Er lieferte sich legendäre Gefechte mit den Wiener Philharmonikern. Und musste sich auch mit Festspielpräsidentin Helga Rabl-Stadler erst zusammenstreiten – was schließlich gelang.
Nach Salzburg übernahm Mortier die beiden großen Pariser Opernhäuser. Danach sollte er nach New York, um die dortige City Opera zu leiten, was an den finanziellen Bedingungen scheiterte.
Zuletzt war er Chef der Oper in Madrid, wo er unter anderem einen grandiosen Erfolg mit Michael Hanekes "Così fan tutte"-Inszenierung feierte. Dass Haneke ausschließlich mit Mortier zusammenarbeitete, sagt alles über den künstlerischen Zugang aus.
Seit knapp einem Jahr wusste er, dass er Bauchspeicheldrüsenkrebs hat, und all seine Wegbegleiter hofften, dass er sich wieder erholen würde. Vor drei Tagen hatte Ihr Kritiker Mortier noch ein Mail geschrieben und seither vergeblich auf Antwort gewartet. Jetzt ist klar, warum sie nicht kam. Es ist still geworden. In der ganzen Opernszene.
"Gérard Mortier war eine der raren Intendantenpersönlichkeiten, die unbeirrbar – auch durch schwere Krankheit nicht – für die Kunst und deren gesellschaftliche Bedeutung kämpften. Sein Tod ist ein schrecklicher Verlust", reagierte Festspielpräsidentin Helga Rabl-Stadler in einer sehr persönlichen Stellungnahme auf den Tod von Gérard Mortier, der von 1991 bis 2001 die Salzburger Festspiele geleitet hat.

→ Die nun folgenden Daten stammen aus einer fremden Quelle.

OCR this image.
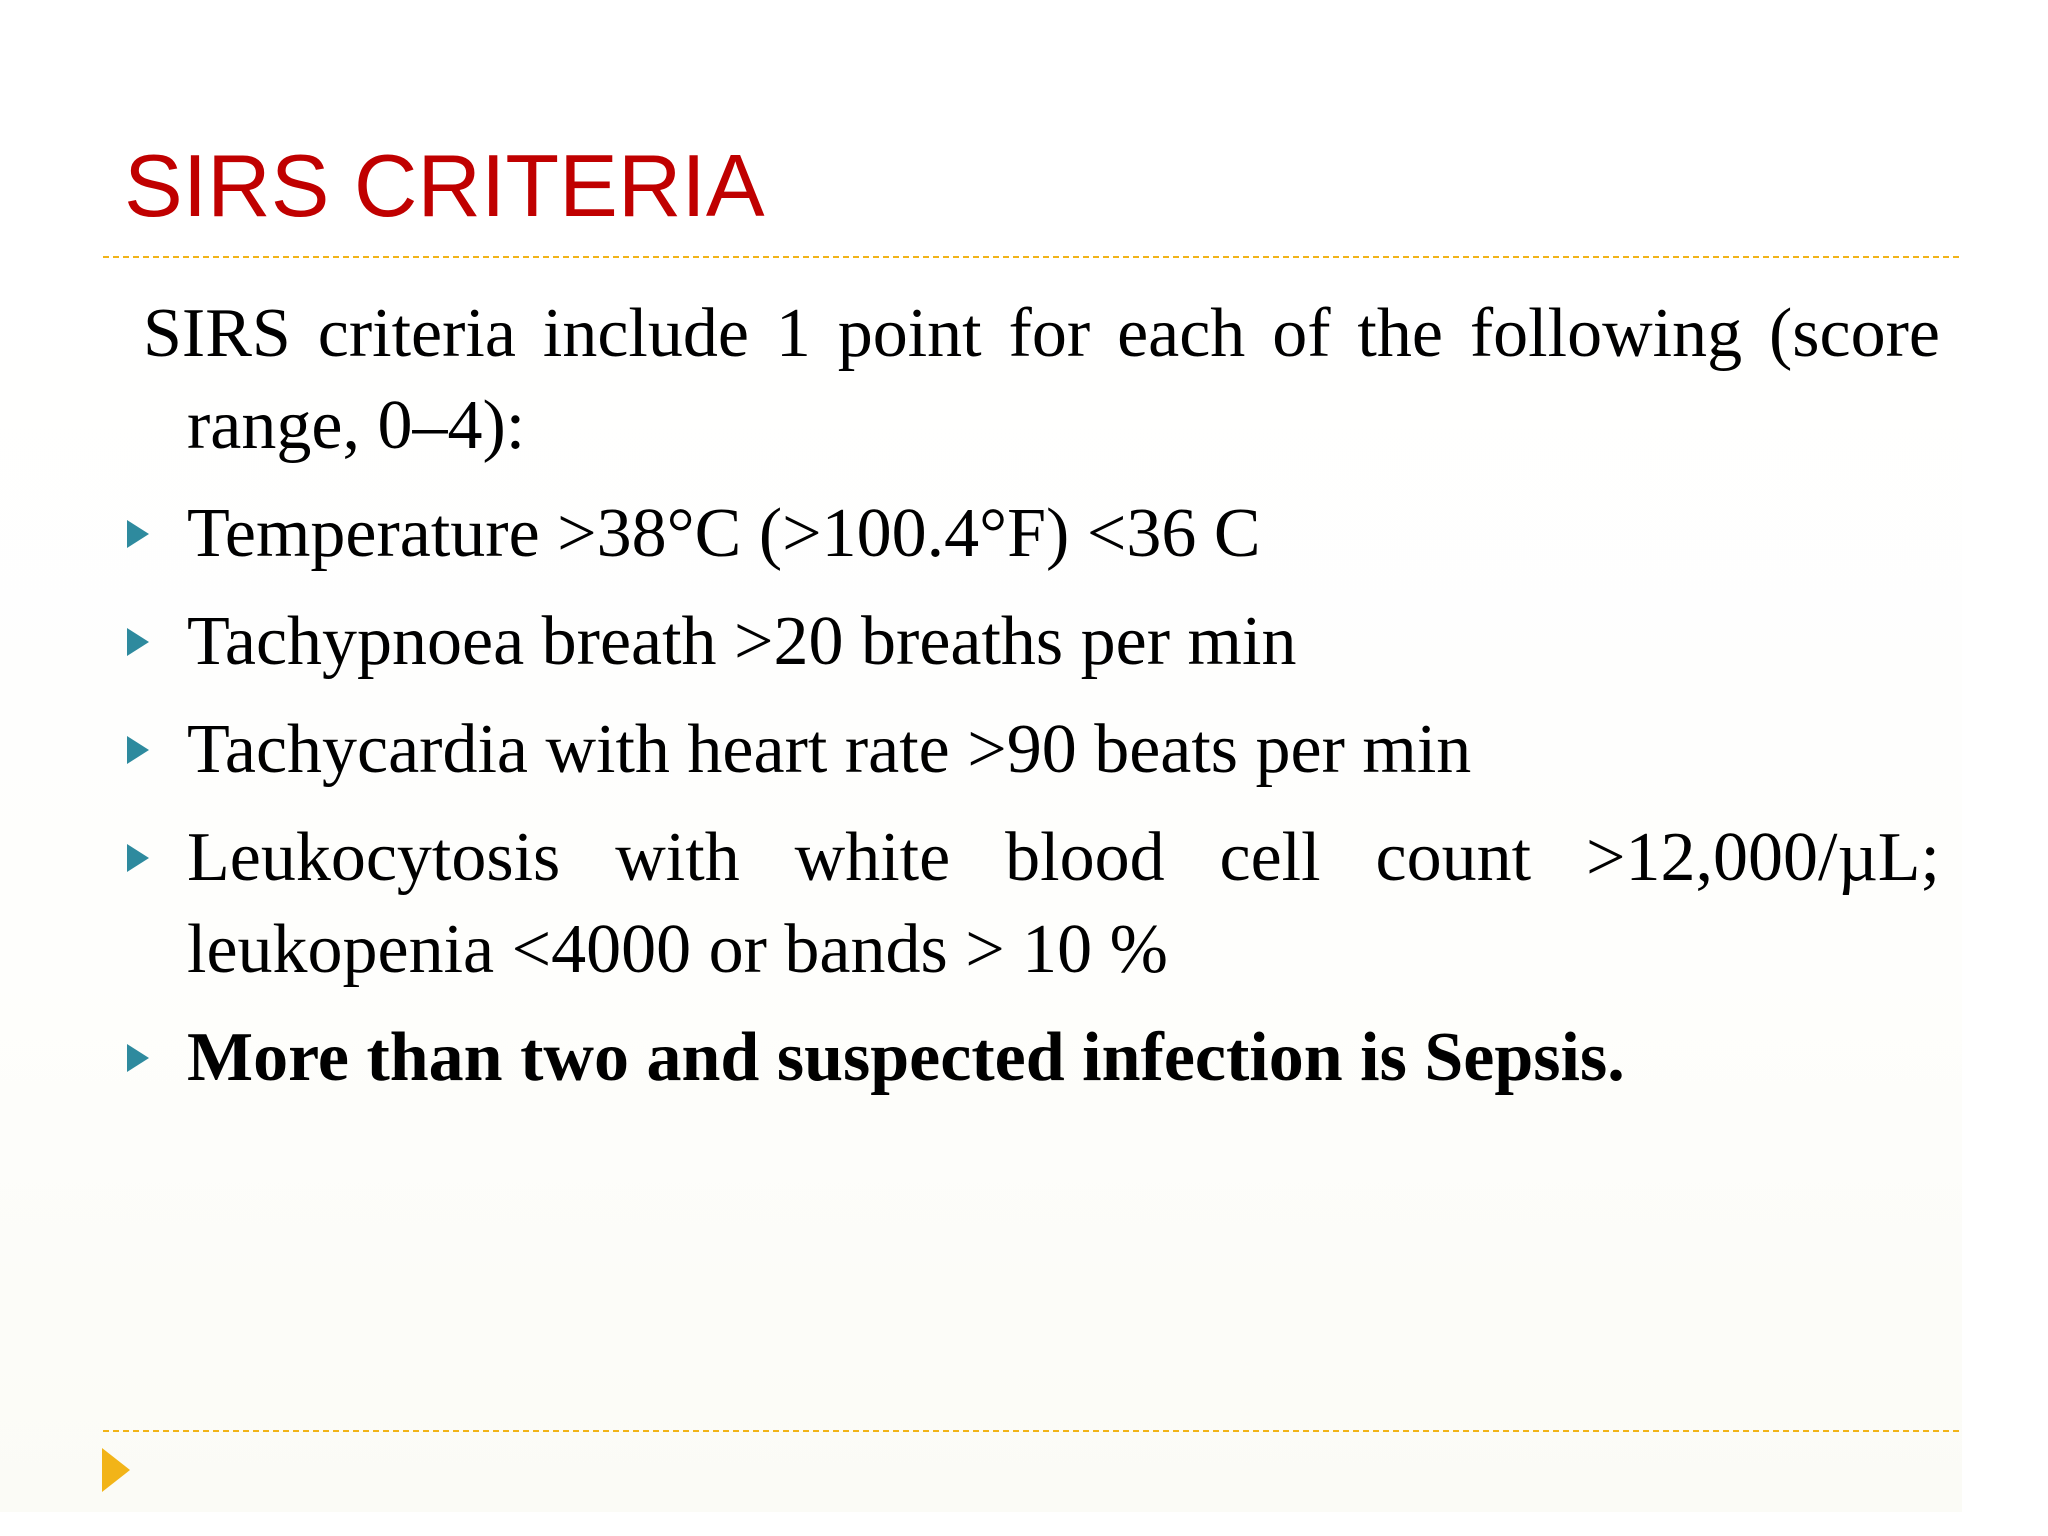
SIRS CRITERIA

SIRS criteria include 1 point for each of the following (score range, 0–4):

Temperature >38°C (>100.4°F) <36 C
Tachypnoea breath >20 breaths per min
Tachycardia with heart rate >90 beats per min
Leukocytosis with white blood cell count >12,000/µL; leukopenia <4000 or bands > 10 %
More than two and suspected infection is Sepsis.
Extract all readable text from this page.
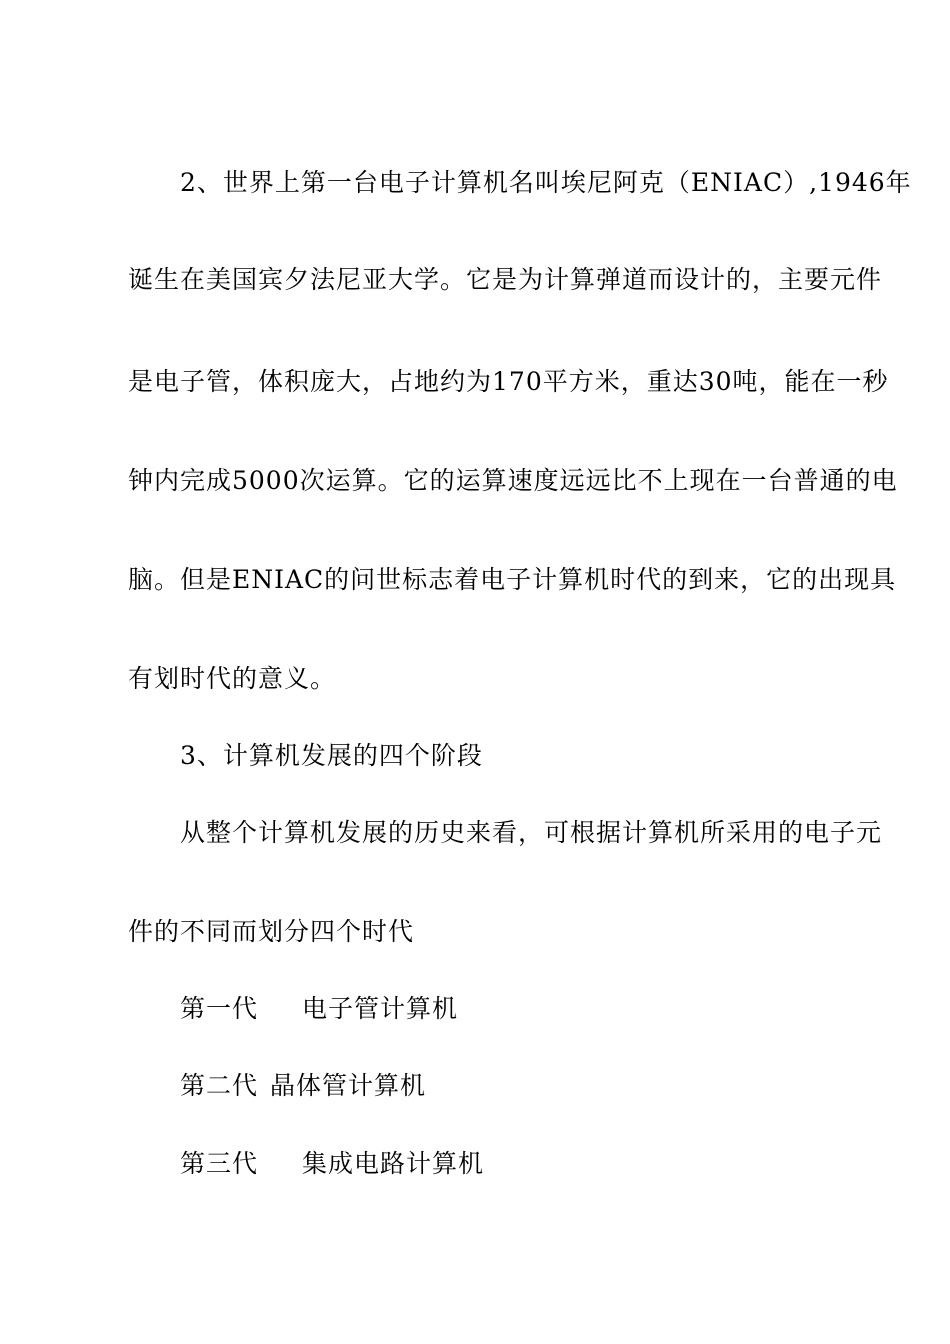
2、世界上第一台电子计算机名叫埃尼阿克（ENIAC）,1946年
诞生在美国宾夕法尼亚大学。它是为计算弹道而设计的，主要元件
是电子管，体积庞大，占地约为170平方米，重达30吨，能在一秒
钟内完成5000次运算。它的运算速度远远比不上现在一台普通的电
脑。但是ENIAC的问世标志着电子计算机时代的到来，它的出现具
有划时代的意义。
3、计算机发展的四个阶段
从整个计算机发展的历史来看，可根据计算机所采用的电子元
件的不同而划分四个时代
第一代 电子管计算机
第二代 晶体管计算机
第三代 集成电路计算机
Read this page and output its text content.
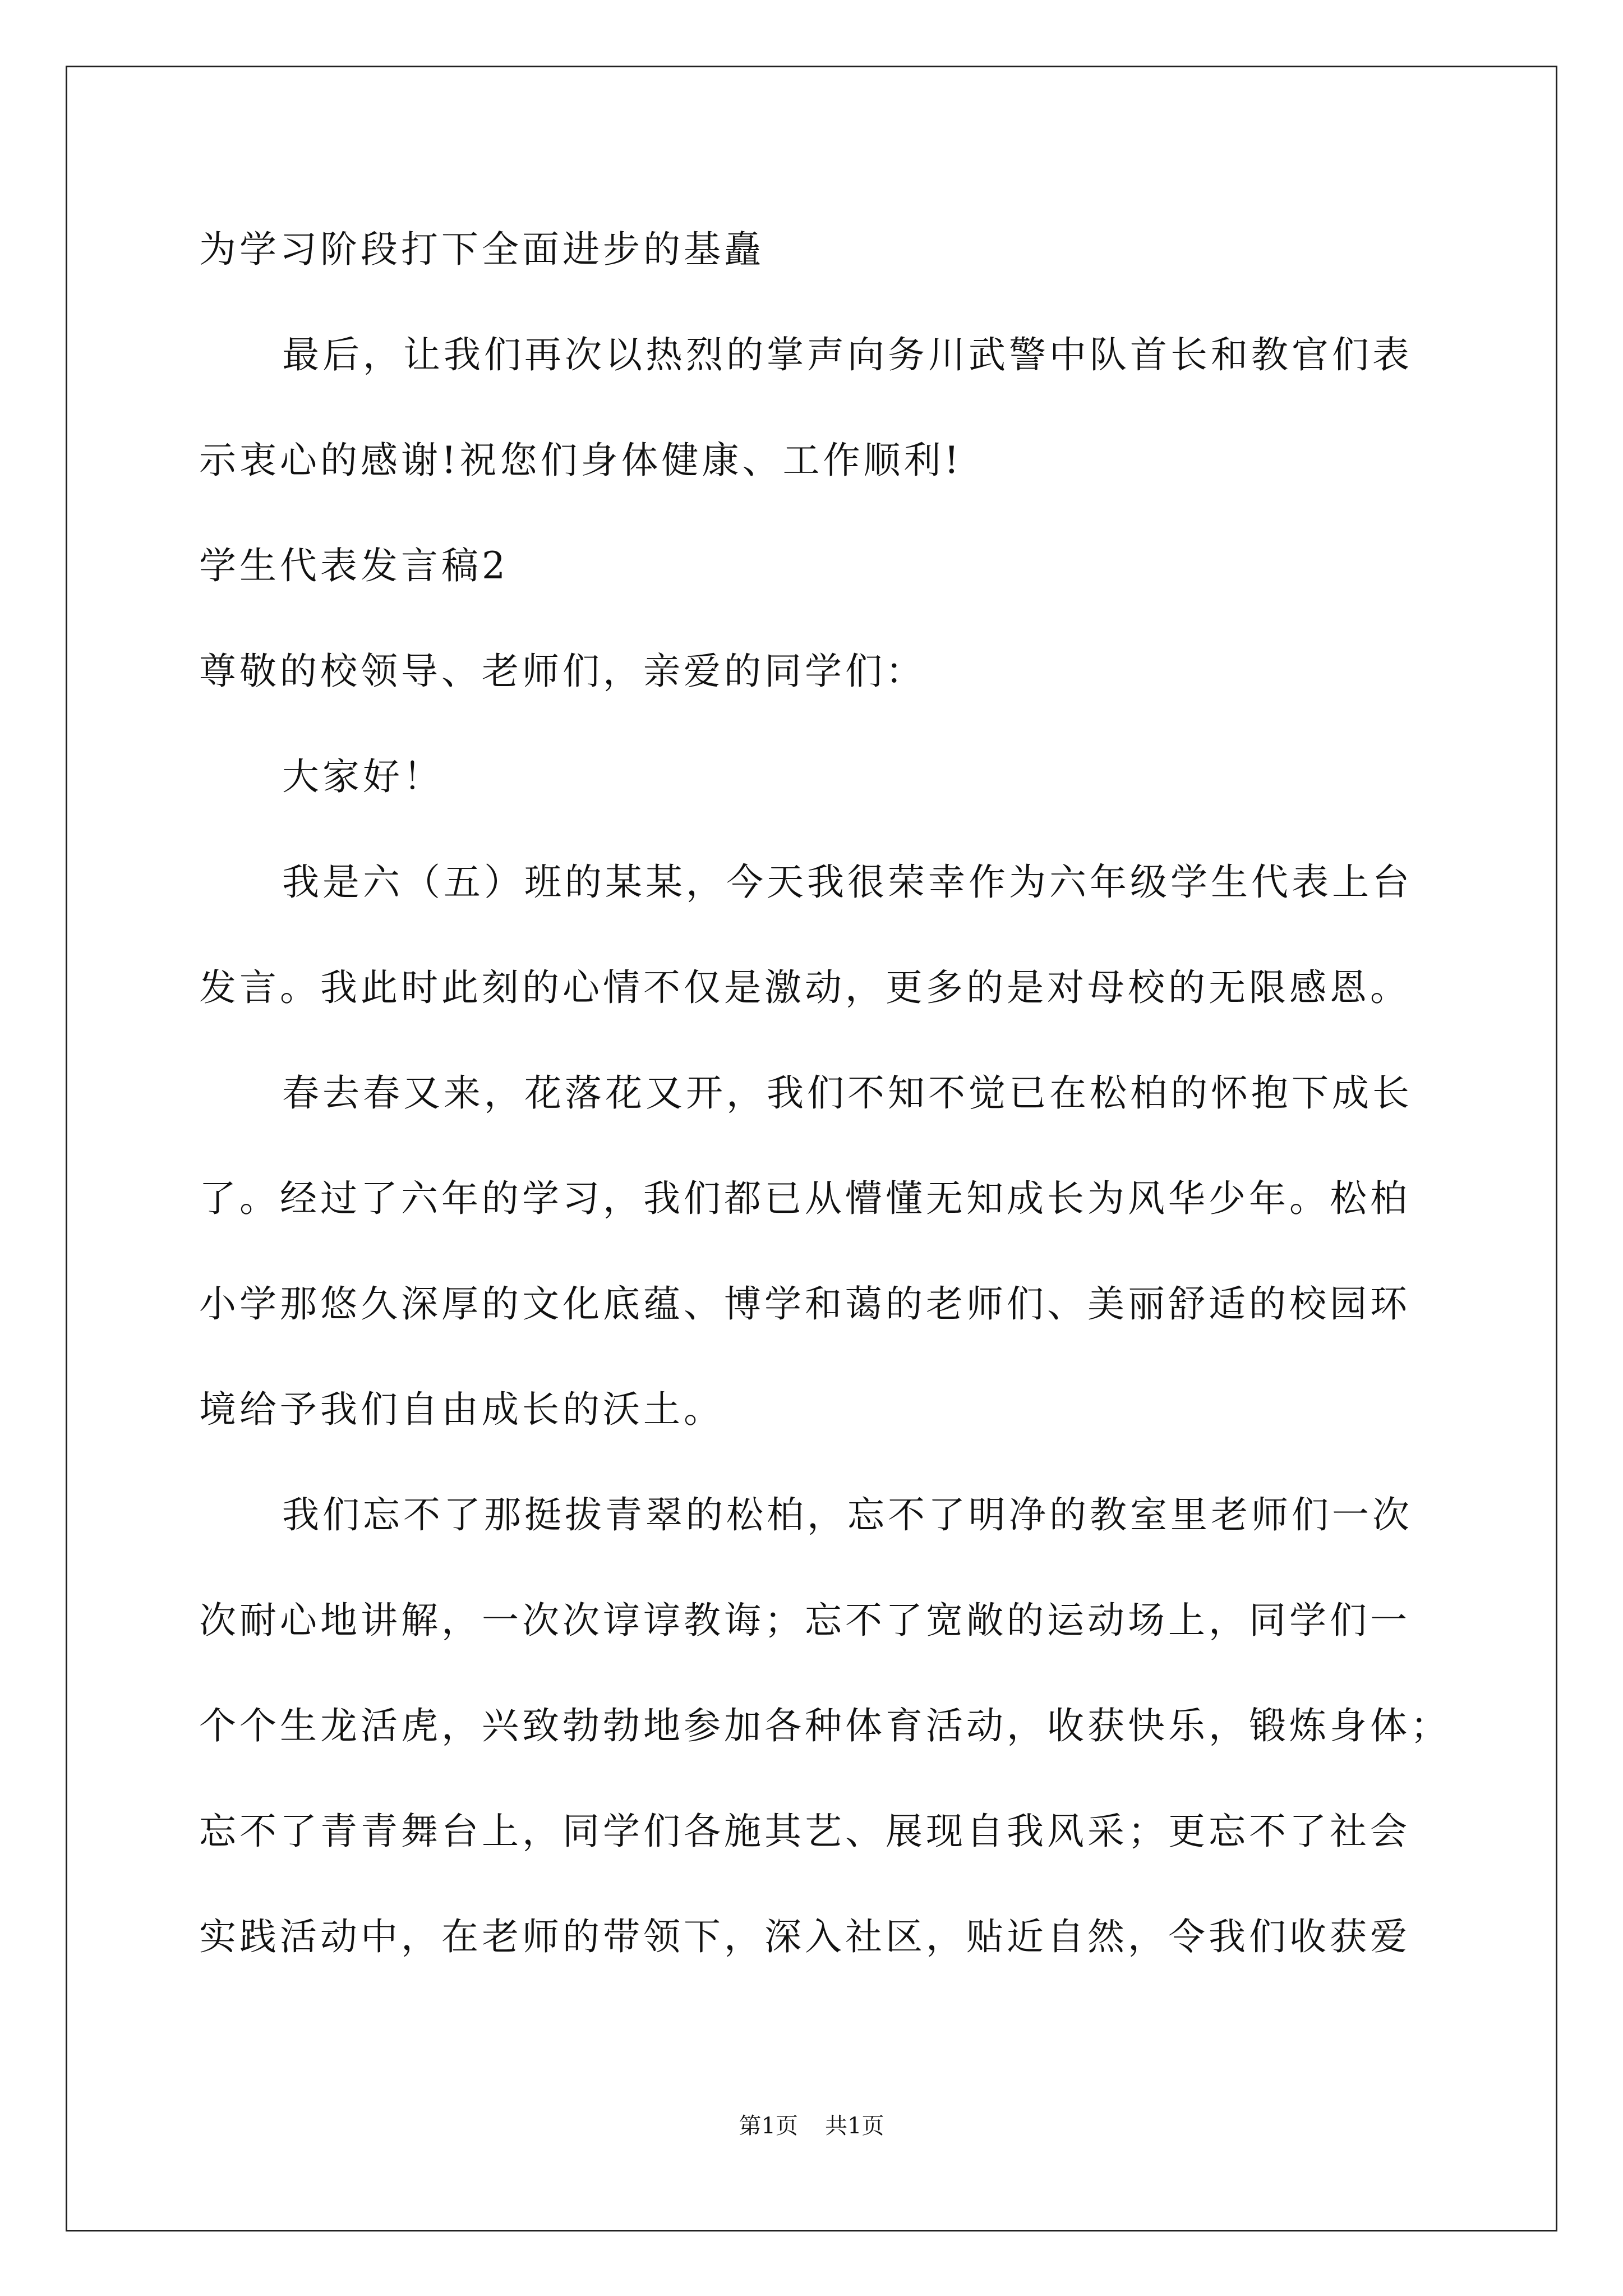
为学习阶段打下全面进步的基矗
最后，让我们再次以热烈的掌声向务川武警中队首长和教官们表
示衷心的感谢!祝您们身体健康、工作顺利!
学生代表发言稿2
尊敬的校领导、老师们，亲爱的同学们：
大家好！
我是六（五）班的某某，今天我很荣幸作为六年级学生代表上台
发言。我此时此刻的心情不仅是激动，更多的是对母校的无限感恩。
春去春又来，花落花又开，我们不知不觉已在松柏的怀抱下成长
了。经过了六年的学习，我们都已从懵懂无知成长为风华少年。松柏
小学那悠久深厚的文化底蕴、博学和蔼的老师们、美丽舒适的校园环
境给予我们自由成长的沃土。
我们忘不了那挺拔青翠的松柏，忘不了明净的教室里老师们一次
次耐心地讲解，一次次谆谆教诲；忘不了宽敞的运动场上，同学们一
个个生龙活虎，兴致勃勃地参加各种体育活动，收获快乐，锻炼身体；
忘不了青青舞台上，同学们各施其艺、展现自我风采；更忘不了社会
实践活动中，在老师的带领下，深入社区，贴近自然，令我们收获爱
第1页 共1页
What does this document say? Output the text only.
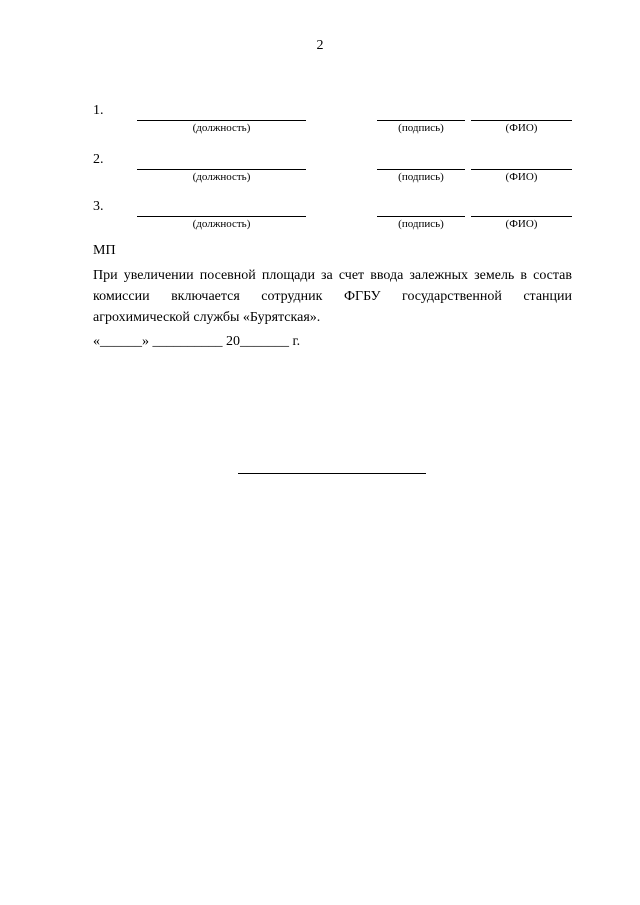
2
1.
(должность)	(подпись)	(ФИО)
2.
(должность)	(подпись)	(ФИО)
3.
(должность)	(подпись)	(ФИО)
МП
При увеличении посевной площади за счет ввода залежных земель в состав комиссии включается сотрудник ФГБУ государственной станции агрохимической службы «Бурятская».
«______» __________ 20_______ г.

"Mortier wollte, dass die Festspiele die besten und wichtigsten der Welt bleiben. Er wusste, dass er nach dem Tod seines übermächtigen Vorgängers Herbert von Karajan vieles ändern musste und er wollte das. So gelang es ihm nach der Ära Karajan eine Ära Mortier zu gestalten." (...) "In seinen besten Zeiten", so Rabl-Stadler, "gelang es Mortier, das Killerwort "beliebig" für das Festspielprogramm aus den Feuilletons zu löschen.
Regisseur Luc Bondy ehrte den Verstorbenen als "großen Innovator". Mortier habe nicht die Zustimmung aller gesucht, sei eine große Persönlichkeit gewesen und habe zugleich viel über die Kohärenz seiner Programmierungen reflektiert.
Als "einen der bedeutendsten Opernintendanten Europas" würdigte Kulturminister Josef Ostermayer Mortier. Er habe "maßgeblich zur Verjüngung der Festspiele beigetragen und zeitgenössische Impulse gesetzt." Der Wiener Kulturstadtrat Andreas Mailath-Pokorny würdigte Mortier als "Intendant von Weltformat" sowie "Ermöglicher und Erneuerer".